On each side there were three things.

(i) On the one side there is God's promise. There are two Greek words which mean promise. Huposchesis means a promise which is entered into upon conditions. "I promise to do this if you promise to do that." Epaggelia ( Greek #1860 ) means a promise made out of the goodness of someone's heart quite unconditionally. It is epaggelia ( Greek #1860 ) that Paul uses of the promise of God. It is as if he is saying, "God is like a human father; he promises to love his children no matter what they do." True, he will love some of us with a love that makes him glad, and he will love some of us with a love that makes him sad; but in either case it is a love which will never let us go. It is dependent not on our merit but only on God's own generous heart.

(ii) There is faith. Faith is the certainty that God is indeed like that. It is staking everything on his love.

(iii) There is grace. A gift of grace is always something which is unearned and undeserved. The truth is that man can never earn the love of God. He must always find his glory, not in what he can do for God, but in what God has done for him.

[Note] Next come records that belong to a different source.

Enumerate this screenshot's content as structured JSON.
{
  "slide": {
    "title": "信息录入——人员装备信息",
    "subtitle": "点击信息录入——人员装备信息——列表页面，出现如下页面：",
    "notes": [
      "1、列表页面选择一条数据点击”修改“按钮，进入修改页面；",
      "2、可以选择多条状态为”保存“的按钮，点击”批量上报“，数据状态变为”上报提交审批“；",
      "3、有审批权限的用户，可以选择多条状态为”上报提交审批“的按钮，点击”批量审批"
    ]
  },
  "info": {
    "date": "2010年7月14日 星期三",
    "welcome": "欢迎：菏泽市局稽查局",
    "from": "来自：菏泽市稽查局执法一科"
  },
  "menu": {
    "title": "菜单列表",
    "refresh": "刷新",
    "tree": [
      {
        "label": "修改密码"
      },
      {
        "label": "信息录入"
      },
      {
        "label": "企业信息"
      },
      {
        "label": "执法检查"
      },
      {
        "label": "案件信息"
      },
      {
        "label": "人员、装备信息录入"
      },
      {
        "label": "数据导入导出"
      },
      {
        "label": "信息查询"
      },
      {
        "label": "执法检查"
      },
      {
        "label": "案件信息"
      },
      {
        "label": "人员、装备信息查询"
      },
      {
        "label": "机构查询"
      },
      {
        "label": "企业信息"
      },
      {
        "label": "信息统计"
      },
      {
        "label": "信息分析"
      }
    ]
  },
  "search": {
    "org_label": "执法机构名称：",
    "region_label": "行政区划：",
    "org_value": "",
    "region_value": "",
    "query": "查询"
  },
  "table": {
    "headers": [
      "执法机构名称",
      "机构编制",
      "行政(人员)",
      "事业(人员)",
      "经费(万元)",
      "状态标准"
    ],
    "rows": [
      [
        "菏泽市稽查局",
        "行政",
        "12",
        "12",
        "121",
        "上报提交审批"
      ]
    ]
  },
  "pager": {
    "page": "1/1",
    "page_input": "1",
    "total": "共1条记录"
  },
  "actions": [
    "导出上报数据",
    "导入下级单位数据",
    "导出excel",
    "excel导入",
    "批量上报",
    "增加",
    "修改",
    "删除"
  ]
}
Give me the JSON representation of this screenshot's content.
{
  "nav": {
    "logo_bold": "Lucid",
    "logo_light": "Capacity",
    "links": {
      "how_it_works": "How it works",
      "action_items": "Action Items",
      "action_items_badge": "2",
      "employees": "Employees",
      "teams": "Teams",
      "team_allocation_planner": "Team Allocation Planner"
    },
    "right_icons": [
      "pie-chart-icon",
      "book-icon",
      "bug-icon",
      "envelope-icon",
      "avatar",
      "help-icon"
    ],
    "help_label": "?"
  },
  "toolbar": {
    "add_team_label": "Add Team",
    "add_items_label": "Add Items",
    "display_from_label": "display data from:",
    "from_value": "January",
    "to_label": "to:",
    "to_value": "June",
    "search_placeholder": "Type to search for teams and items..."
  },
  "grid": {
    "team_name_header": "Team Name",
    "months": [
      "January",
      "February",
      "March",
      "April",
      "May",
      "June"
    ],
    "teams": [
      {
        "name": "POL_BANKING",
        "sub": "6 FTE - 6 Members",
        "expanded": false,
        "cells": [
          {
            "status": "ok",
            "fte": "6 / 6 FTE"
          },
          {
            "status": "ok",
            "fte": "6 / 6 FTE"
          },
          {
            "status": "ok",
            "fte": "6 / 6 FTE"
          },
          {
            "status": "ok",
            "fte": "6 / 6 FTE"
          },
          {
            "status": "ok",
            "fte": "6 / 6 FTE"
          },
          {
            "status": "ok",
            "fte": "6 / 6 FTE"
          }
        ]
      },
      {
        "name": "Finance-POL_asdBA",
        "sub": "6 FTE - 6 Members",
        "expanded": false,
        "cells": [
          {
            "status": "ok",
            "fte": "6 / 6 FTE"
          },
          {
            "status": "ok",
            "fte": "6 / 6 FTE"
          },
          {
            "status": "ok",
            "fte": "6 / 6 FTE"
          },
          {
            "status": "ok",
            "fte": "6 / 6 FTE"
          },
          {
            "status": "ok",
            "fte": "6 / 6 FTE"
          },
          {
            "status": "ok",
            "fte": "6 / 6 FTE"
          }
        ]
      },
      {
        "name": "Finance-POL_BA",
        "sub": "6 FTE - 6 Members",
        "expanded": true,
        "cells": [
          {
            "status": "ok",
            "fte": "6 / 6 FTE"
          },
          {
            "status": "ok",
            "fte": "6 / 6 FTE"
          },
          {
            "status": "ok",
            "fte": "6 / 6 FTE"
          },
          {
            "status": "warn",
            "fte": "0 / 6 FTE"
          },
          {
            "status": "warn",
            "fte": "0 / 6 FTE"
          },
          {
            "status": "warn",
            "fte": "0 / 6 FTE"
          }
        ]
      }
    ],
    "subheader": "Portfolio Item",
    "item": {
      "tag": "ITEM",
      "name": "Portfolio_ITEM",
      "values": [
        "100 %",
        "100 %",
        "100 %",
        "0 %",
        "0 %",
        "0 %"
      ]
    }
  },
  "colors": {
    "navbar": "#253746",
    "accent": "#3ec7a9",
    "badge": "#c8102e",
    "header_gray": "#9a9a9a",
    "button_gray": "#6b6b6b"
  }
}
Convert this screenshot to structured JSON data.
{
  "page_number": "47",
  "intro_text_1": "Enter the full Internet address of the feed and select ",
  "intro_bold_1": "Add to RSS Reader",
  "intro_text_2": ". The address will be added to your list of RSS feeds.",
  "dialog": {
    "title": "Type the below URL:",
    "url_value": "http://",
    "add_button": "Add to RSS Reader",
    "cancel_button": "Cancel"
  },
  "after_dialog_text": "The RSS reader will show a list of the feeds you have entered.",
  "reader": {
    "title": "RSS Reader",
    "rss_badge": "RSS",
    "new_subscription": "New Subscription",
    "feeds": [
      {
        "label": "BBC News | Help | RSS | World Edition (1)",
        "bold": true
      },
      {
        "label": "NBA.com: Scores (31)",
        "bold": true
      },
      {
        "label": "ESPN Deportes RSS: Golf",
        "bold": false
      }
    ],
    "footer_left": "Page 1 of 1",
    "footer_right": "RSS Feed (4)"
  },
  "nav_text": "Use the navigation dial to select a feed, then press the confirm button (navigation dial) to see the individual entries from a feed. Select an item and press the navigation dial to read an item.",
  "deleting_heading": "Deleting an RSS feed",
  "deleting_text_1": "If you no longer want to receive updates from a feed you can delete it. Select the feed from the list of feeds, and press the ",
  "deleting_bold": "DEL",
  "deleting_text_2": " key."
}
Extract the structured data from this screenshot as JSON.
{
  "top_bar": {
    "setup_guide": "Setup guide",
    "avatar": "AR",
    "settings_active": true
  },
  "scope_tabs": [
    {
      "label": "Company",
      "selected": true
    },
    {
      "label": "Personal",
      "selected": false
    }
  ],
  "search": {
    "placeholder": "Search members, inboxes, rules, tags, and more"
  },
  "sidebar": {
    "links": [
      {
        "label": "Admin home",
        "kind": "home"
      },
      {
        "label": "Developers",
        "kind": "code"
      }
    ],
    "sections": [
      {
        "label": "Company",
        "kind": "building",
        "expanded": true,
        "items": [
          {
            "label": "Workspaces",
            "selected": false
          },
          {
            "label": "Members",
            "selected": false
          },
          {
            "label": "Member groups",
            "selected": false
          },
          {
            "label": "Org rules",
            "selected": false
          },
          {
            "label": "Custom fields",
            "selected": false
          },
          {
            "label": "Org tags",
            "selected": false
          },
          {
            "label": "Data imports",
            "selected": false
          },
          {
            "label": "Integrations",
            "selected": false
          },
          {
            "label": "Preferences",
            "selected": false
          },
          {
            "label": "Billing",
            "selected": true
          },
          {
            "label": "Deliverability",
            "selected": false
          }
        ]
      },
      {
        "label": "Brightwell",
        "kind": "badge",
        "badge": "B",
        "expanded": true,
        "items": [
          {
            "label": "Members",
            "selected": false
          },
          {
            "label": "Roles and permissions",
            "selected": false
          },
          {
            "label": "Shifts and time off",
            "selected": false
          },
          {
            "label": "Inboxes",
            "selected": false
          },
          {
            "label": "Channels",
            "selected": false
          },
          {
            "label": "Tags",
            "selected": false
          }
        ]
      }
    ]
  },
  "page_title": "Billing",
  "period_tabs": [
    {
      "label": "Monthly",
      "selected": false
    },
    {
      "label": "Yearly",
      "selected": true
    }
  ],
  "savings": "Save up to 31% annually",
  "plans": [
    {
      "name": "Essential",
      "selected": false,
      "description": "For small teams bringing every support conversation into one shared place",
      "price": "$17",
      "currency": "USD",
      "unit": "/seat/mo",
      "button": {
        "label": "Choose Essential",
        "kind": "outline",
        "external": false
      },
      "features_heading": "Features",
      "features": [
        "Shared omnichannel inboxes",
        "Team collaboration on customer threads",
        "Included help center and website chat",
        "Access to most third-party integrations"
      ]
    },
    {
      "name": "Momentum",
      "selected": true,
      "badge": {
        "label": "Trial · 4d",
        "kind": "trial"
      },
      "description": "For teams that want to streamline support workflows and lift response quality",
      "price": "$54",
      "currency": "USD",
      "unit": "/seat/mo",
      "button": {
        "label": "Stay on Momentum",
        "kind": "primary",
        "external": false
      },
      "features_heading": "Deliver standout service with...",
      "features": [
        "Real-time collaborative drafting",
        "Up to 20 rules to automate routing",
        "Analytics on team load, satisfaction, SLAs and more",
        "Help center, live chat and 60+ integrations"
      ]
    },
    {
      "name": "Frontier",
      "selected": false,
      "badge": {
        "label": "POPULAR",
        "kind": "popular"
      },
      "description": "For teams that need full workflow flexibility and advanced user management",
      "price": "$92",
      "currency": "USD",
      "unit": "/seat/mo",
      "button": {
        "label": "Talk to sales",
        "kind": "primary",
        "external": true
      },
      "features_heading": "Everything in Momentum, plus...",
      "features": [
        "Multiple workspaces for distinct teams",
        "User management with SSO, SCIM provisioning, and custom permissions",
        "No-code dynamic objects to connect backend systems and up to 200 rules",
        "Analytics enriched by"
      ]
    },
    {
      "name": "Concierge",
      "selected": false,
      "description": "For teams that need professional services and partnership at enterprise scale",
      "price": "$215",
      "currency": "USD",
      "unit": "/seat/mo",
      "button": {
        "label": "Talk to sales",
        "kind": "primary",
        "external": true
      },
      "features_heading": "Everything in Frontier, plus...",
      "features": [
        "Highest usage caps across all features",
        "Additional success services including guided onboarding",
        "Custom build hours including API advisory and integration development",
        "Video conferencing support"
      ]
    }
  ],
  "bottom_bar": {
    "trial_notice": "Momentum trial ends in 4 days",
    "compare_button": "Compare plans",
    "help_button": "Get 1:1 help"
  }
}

(i) On the other side there is law. The trouble about law has always been that it can diagnose the malady but cannot effect a cure. Law shows a man where he goes wrong, but does not help him to avoid going wrong. There is in fact, as Paul will later stress, a kind of terrible paradox in law. It is human nature that when a thing is forbidden it has a tendency to become desirable. "Stolen fruits are sweetest." Law, therefore, can actually move a man to desire the very thing which it forbids. The essential complement of law is judgment, and, so long as a man lives in a religion whose dominant thought is law, he cannot see himself as anything other than a condemned criminal at the bar of God's justice.

(ii) There is transgression. Whenever law is introduced, transgression follows. No one can break a law which does not exist; and no one can be condemned for breaking a law of whose existence he was ignorant. If we introduce law and stop there, if we make religion solely a matter of obeying law, life consists of one long series of transgressions waiting to be punished.

(iii) There is wrath. Think of law, think of transgression, and inevitably the next thought is wrath. Think of God in terms of law and you cannot do other than think of him in terms of outraged justice. Think of man in terms of law and you cannot do other than think of him as destined for the condemnation of God.

So Paul sets before the Romans two ways. The one is a way in which a man seeks a right relationship with God through his own efforts. It is doomed to failure. The other is a way in which a man enters by faith into a relationship with God, which by God's grace already exists for him to come into in trust.